Although the face-off between incumbent Jeffrey Koch of Arlington and challenger Bruce Kraus of South Side Flats is technically the Democratic primary, the eventual nominee will be heavily favored to win in November since no Republican is on the ballot. That nominee should be Bruce Kraus.
We say this although we've seen growth by Mr. Koch, 45, since he joined council in March 2006, after winning a special election that included Mr. Kraus and six other candidates. This time it's a one-on-one affair for Democrats in Allentown, Arlington, Arlington Heights, Beltzhoover, Carrick, Knoxville, Mt. Washington, South Oakland, South Side Flats, South Side Slopes and St. Clair Village.
Mr. Koch, a former employee of the city public works department and a party committeeman, arrived on Pittsburgh council by the traditional route.

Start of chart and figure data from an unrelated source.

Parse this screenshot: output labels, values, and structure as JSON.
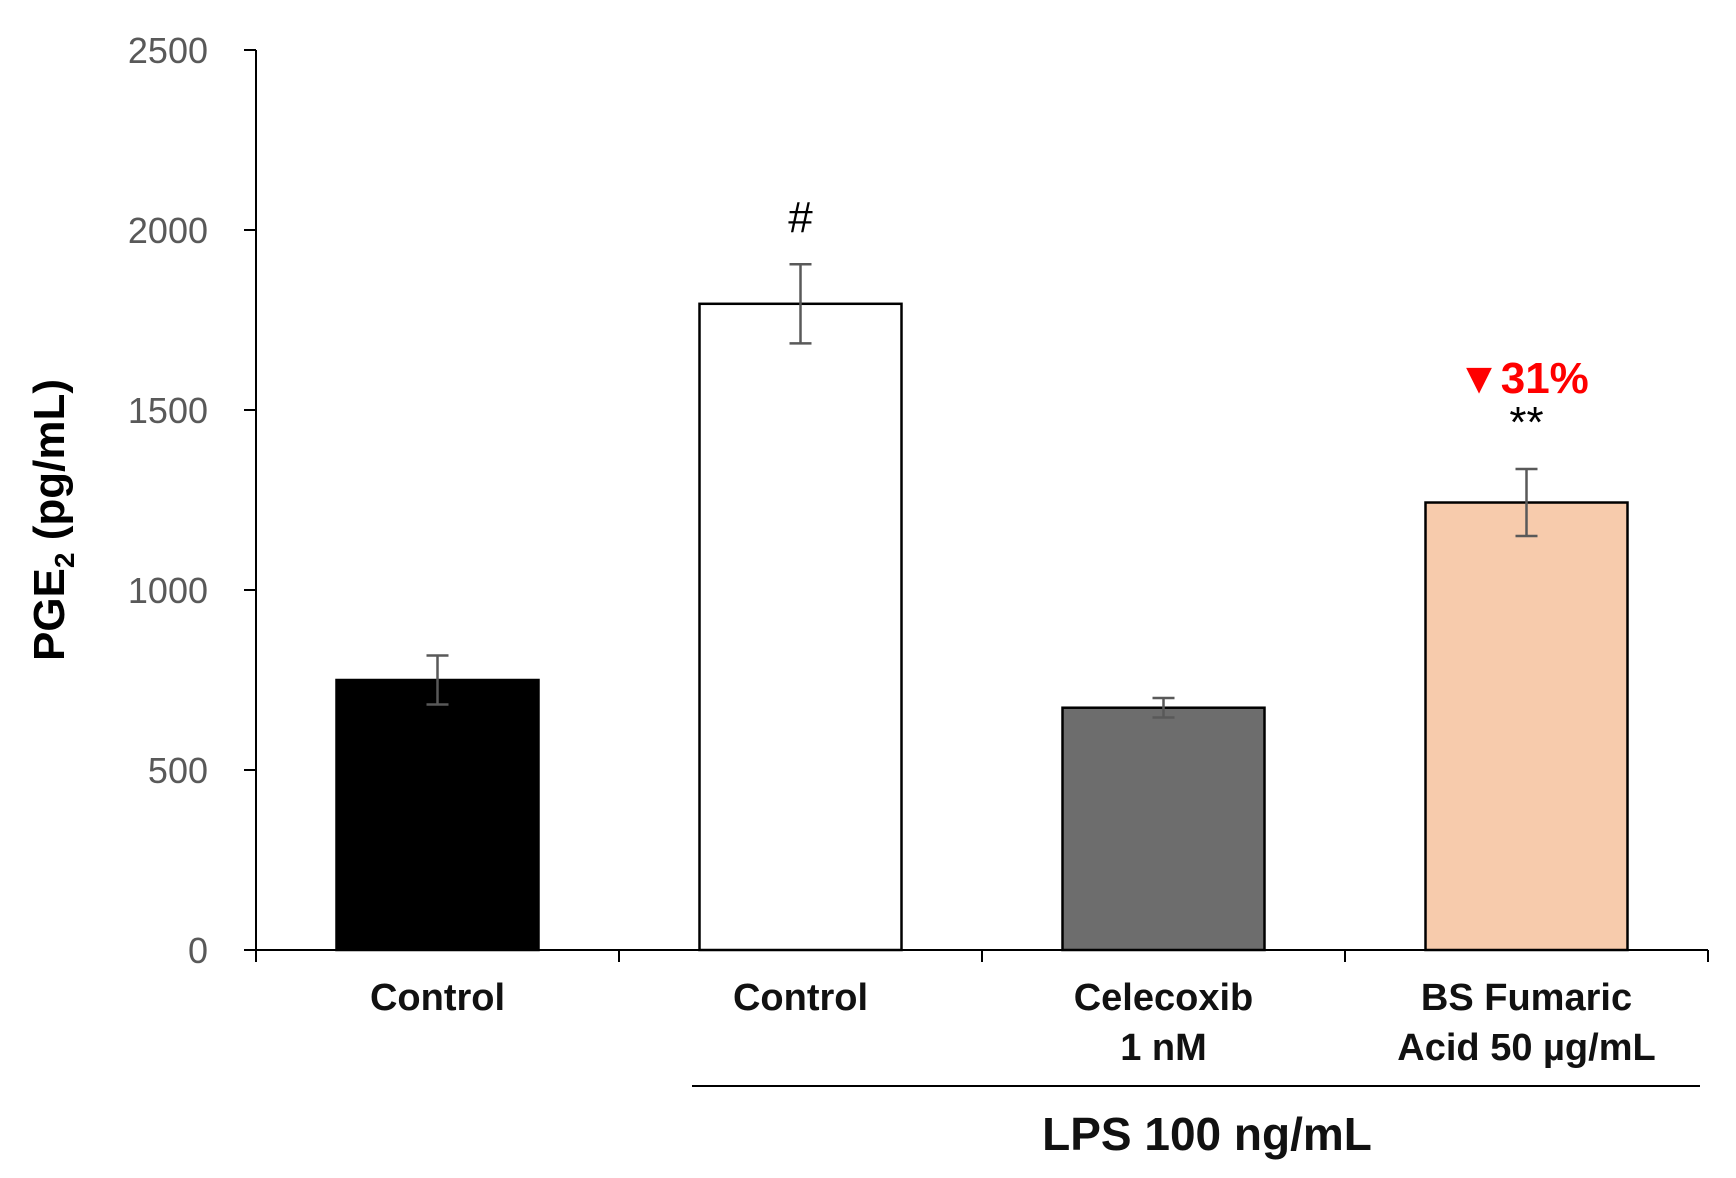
{
  "chart_data": {
    "type": "bar",
    "ylabel_main": "PGE",
    "ylabel_sub": "2",
    "ylabel_unit": "(pg/mL)",
    "ylim": [
      0,
      2500
    ],
    "yticks": [
      "0",
      "500",
      "1000",
      "1500",
      "2000",
      "2500"
    ],
    "categories": [
      {
        "line1": "Control",
        "line2": ""
      },
      {
        "line1": "Control",
        "line2": ""
      },
      {
        "line1": "Celecoxib",
        "line2": "1 nM"
      },
      {
        "line1": "BS Fumaric",
        "line2": "Acid 50 µg/mL"
      }
    ],
    "values": [
      750,
      1795,
      673,
      1243
    ],
    "errors": [
      68,
      110,
      27,
      93
    ],
    "colors": [
      "#000000",
      "#ffffff",
      "#6d6d6d",
      "#f7cbac"
    ],
    "annotations": [
      "",
      "#",
      "",
      "**"
    ],
    "reduction_label": "▼31%",
    "reduction_color": "#ff0000",
    "group_label": "LPS 100 ng/mL",
    "grid": false
  }
}
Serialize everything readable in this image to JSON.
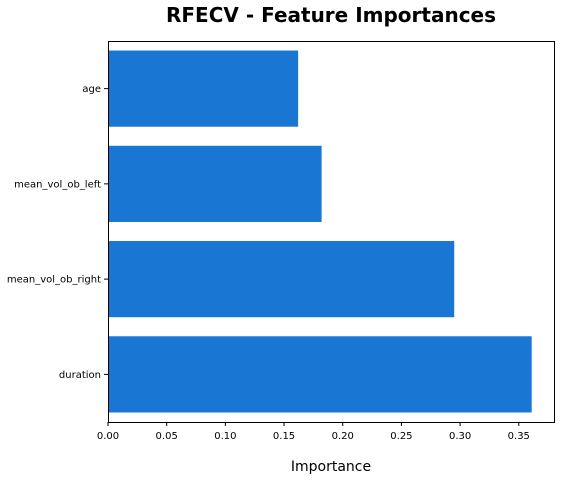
{
  "chart_data": {
    "type": "bar",
    "orientation": "horizontal",
    "title": "RFECV - Feature Importances",
    "xlabel": "Importance",
    "ylabel": "",
    "categories": [
      "duration",
      "mean_vol_ob_right",
      "mean_vol_ob_left",
      "age"
    ],
    "values": [
      0.361,
      0.295,
      0.182,
      0.162
    ],
    "xlim": [
      0.0,
      0.38
    ],
    "xticks": [
      "0.00",
      "0.05",
      "0.10",
      "0.15",
      "0.20",
      "0.25",
      "0.30",
      "0.35"
    ],
    "grid": false,
    "legend": "none",
    "bar_color": "#1976d2"
  }
}
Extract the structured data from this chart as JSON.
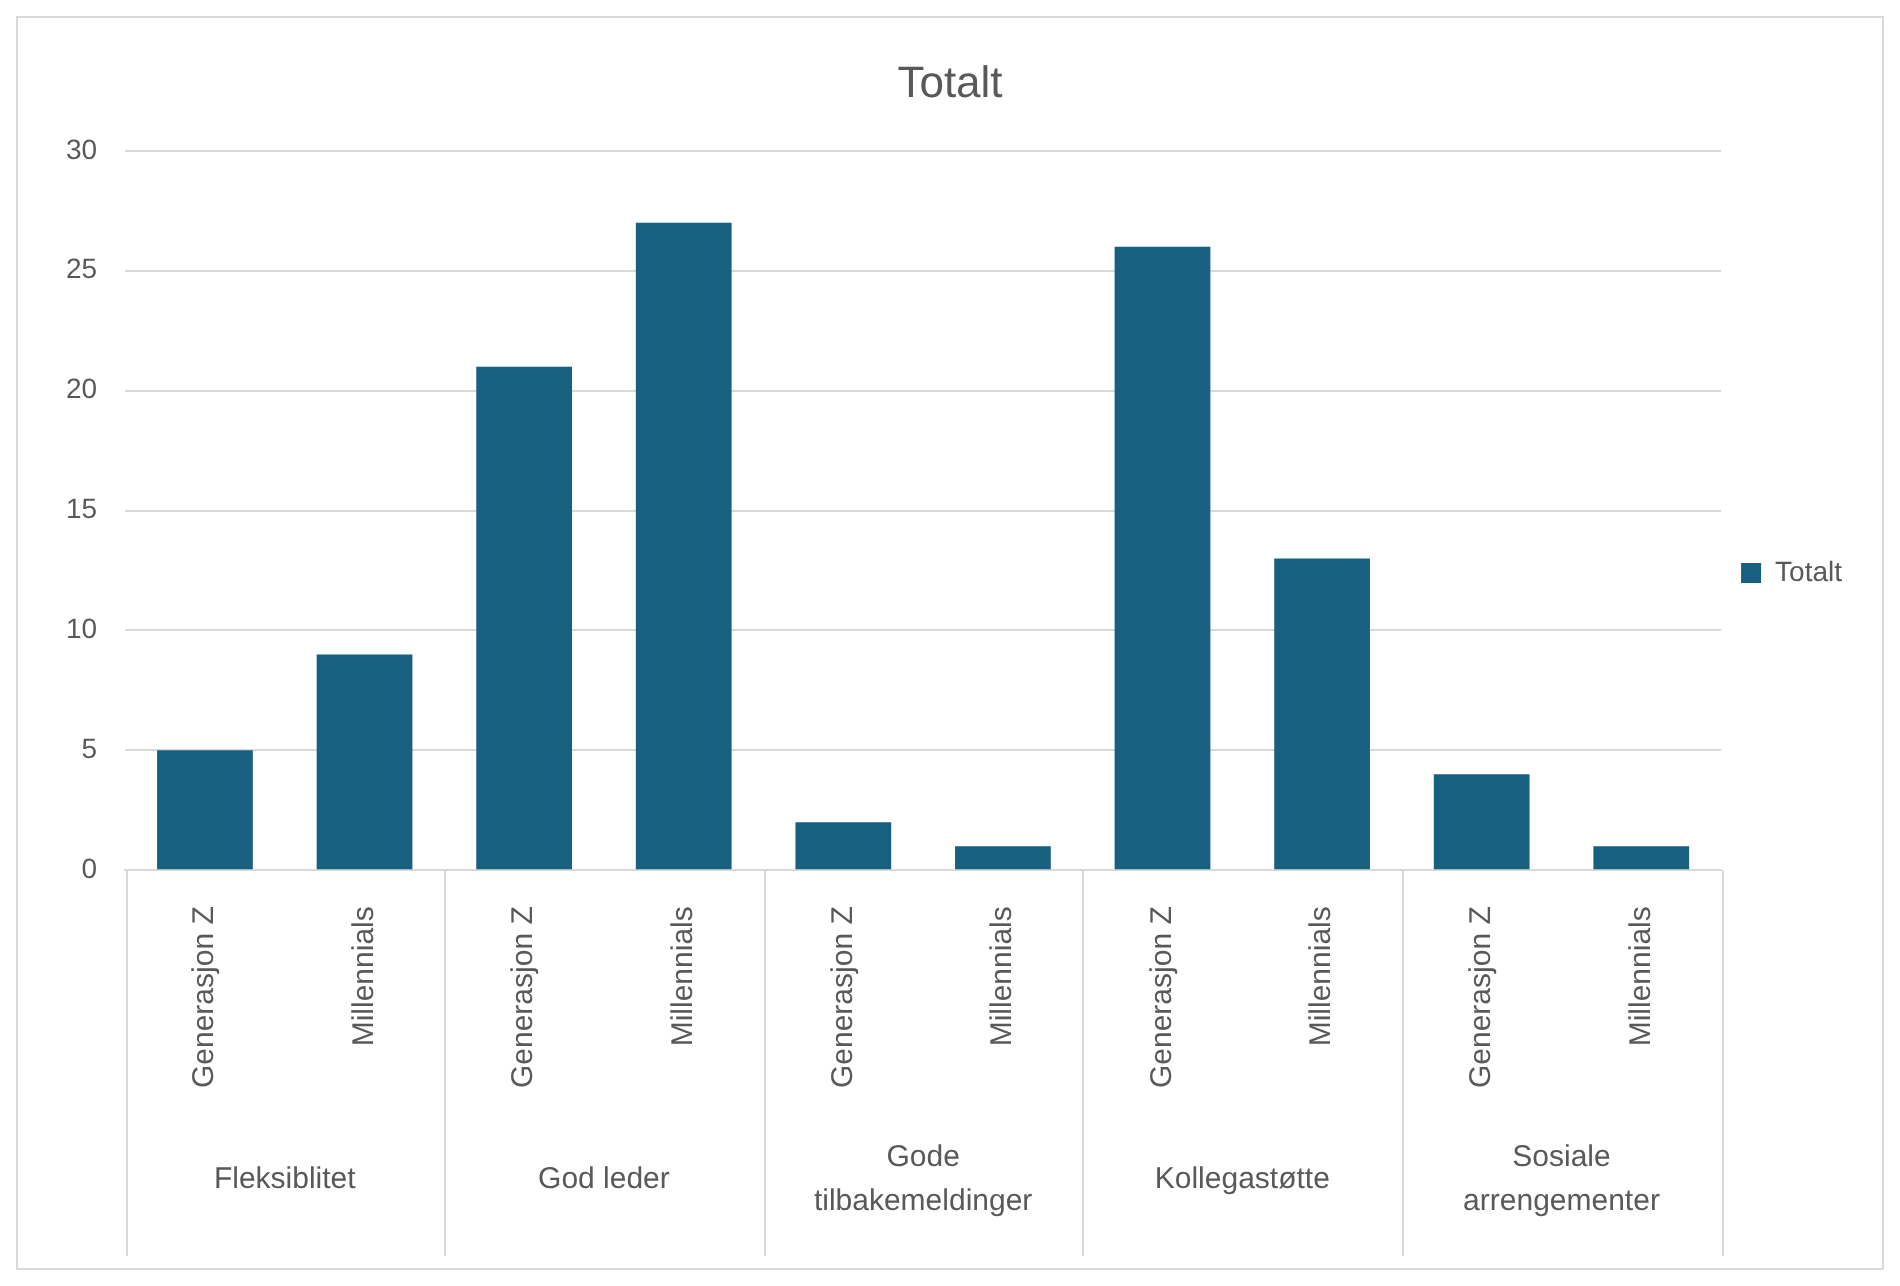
{
  "chart_data": {
    "type": "bar",
    "title": "Totalt",
    "categories": [
      "Generasjon Z",
      "Millennials",
      "Generasjon Z",
      "Millennials",
      "Generasjon Z",
      "Millennials",
      "Generasjon Z",
      "Millennials",
      "Generasjon Z",
      "Millennials"
    ],
    "annotations": [
      "Fleksiblitet",
      "God leder",
      "Gode tilbakemeldinger",
      "Kollegastøtte",
      "Sosiale arrengementer"
    ],
    "series": [
      {
        "name": "Totalt",
        "color": "#17607f",
        "values": [
          5,
          9,
          21,
          27,
          2,
          1,
          26,
          13,
          4,
          1
        ]
      }
    ],
    "ylim": [
      0,
      30
    ],
    "yticks": [
      0,
      5,
      10,
      15,
      20,
      25,
      30
    ],
    "grid": "y",
    "legend": "right"
  }
}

He has familiar allies, with endorsements from the county Democratic Committee, Allegheny County Labor Council and various units of the United Auto Workers, Teamsters, Fire Fighters and Fraternal Order of Police -- all of which gives us pause.

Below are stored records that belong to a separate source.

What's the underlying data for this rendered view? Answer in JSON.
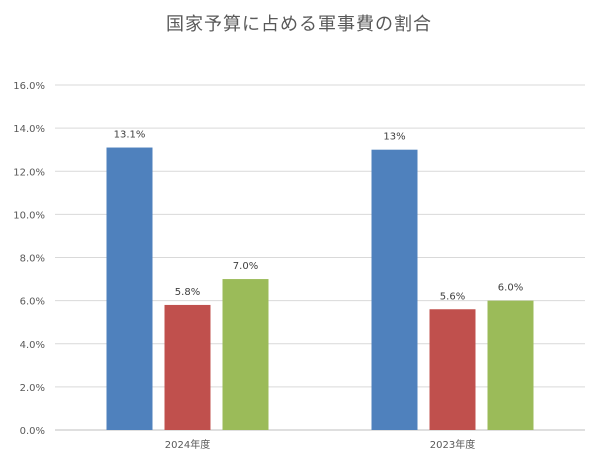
{
  "chart_data": {
    "type": "bar",
    "title": "国家予算に占める軍事費の割合",
    "categories": [
      "2024年度",
      "2023年度"
    ],
    "series": [
      {
        "values": [
          13.1,
          13.0
        ],
        "color": "#4F81BD",
        "labels": [
          "13.1%",
          "13%"
        ]
      },
      {
        "values": [
          5.8,
          5.6
        ],
        "color": "#C0504D",
        "labels": [
          "5.8%",
          "5.6%"
        ]
      },
      {
        "values": [
          7.0,
          6.0
        ],
        "color": "#9BBB59",
        "labels": [
          "7.0%",
          "6.0%"
        ]
      }
    ],
    "yticks": [
      "0.0%",
      "2.0%",
      "4.0%",
      "6.0%",
      "8.0%",
      "10.0%",
      "12.0%",
      "14.0%",
      "16.0%"
    ],
    "ylim": [
      0,
      16
    ],
    "grid": true,
    "legend": "none",
    "xlabel": "",
    "ylabel": ""
  }
}
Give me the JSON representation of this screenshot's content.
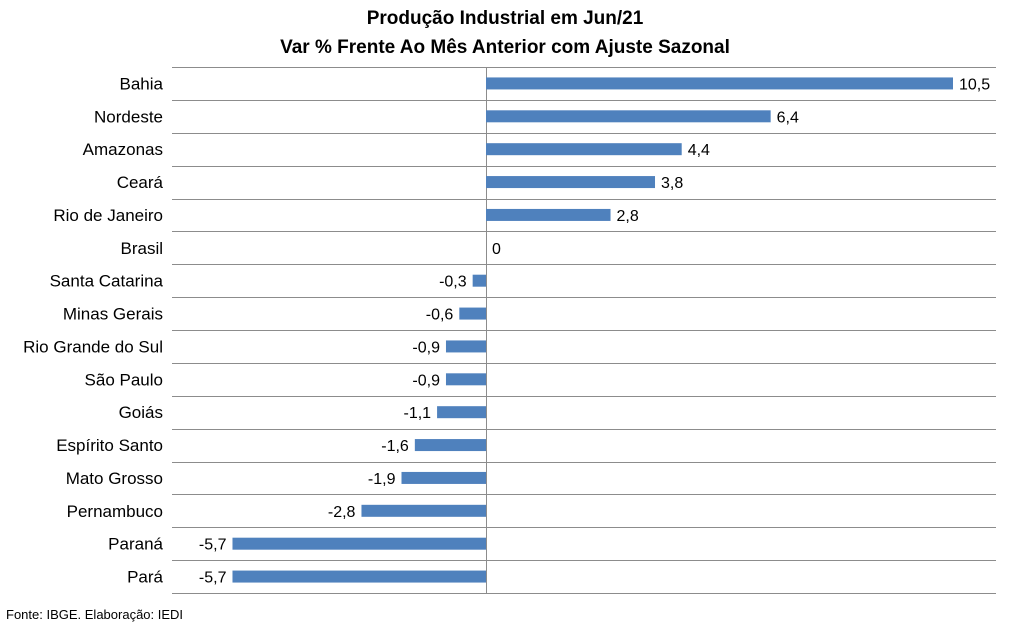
{
  "chart_data": {
    "type": "bar",
    "orientation": "horizontal",
    "title": "Produção Industrial em Jun/21",
    "subtitle": "Var % Frente Ao Mês Anterior com Ajuste Sazonal",
    "categories": [
      "Bahia",
      "Nordeste",
      "Amazonas",
      "Ceará",
      "Rio de Janeiro",
      "Brasil",
      "Santa Catarina",
      "Minas Gerais",
      "Rio Grande do Sul",
      "São Paulo",
      "Goiás",
      "Espírito Santo",
      "Mato Grosso",
      "Pernambuco",
      "Paraná",
      "Pará"
    ],
    "values": [
      10.5,
      6.4,
      4.4,
      3.8,
      2.8,
      0,
      -0.3,
      -0.6,
      -0.9,
      -0.9,
      -1.1,
      -1.6,
      -1.9,
      -2.8,
      -5.7,
      -5.7
    ],
    "value_labels": [
      "10,5",
      "6,4",
      "4,4",
      "3,8",
      "2,8",
      "0",
      "-0,3",
      "-0,6",
      "-0,9",
      "-0,9",
      "-1,1",
      "-1,6",
      "-1,9",
      "-2,8",
      "-5,7",
      "-5,7"
    ],
    "xlim": [
      -6.2,
      10.5
    ],
    "grid": true,
    "bar_color": "#4F81BD"
  },
  "footer": {
    "source": "Fonte: IBGE. Elaboração: IEDI"
  }
}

Pittsburgh is a city that requires courageous decisions on spending. Public-employee contracts, pension debt and streamlining the workforce are live-or-die issues for a government in fiscal distress. What happens when the needs of a councilman's powerful backers collide with the interests of taxpayers?

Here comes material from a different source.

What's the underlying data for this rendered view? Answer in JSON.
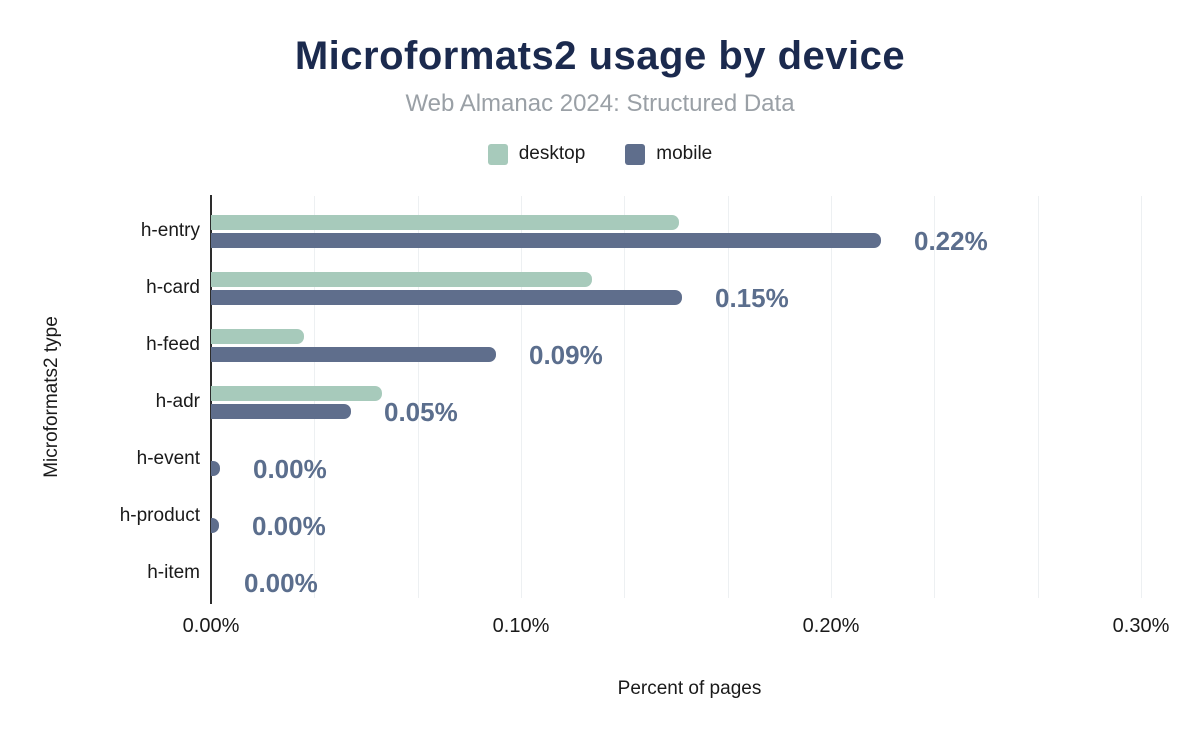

Councilman Koch clearly has a desire to work for the district. He is pushing legislation to limit the number of liquor licenses in dense business zones like Carson Street, lobbying the Port Authority to complete the East Warrington Avenue resurfacing project and working to obtain federal Weed and Seed funds for anti-crime programs.
But Mr. Kraus, 53, is the more independent choice.
The challenger is a forceful and articulate advocate for the district. As the operator of an interior design firm, he knows the city both as a resident and as a business owner. He has grown impatient with city government's approach to bar patrons whose drunken revelry trashes the neighborhood around Carson Street and he finds the councilman's liquor-license legislation poorly crafted and timed for election-season benefit.
Even without being on council, Mr. Kraus has rolled up his sleeves on behalf of the community -- as chair of the Pittsburgh Anti-Graffiti Task Force, an original member of the Clean Pittsburgh Commission, a board member of the South Side Community, president of the South Side Chamber of Commerce and a player in the United Way Neighborhood Leadership Program to promote healthy living habits.
The candidates agree on many issues, but we give the edge -- and our endorsement -- to Bruce Kraus because of his citizen involvement and his independent voice.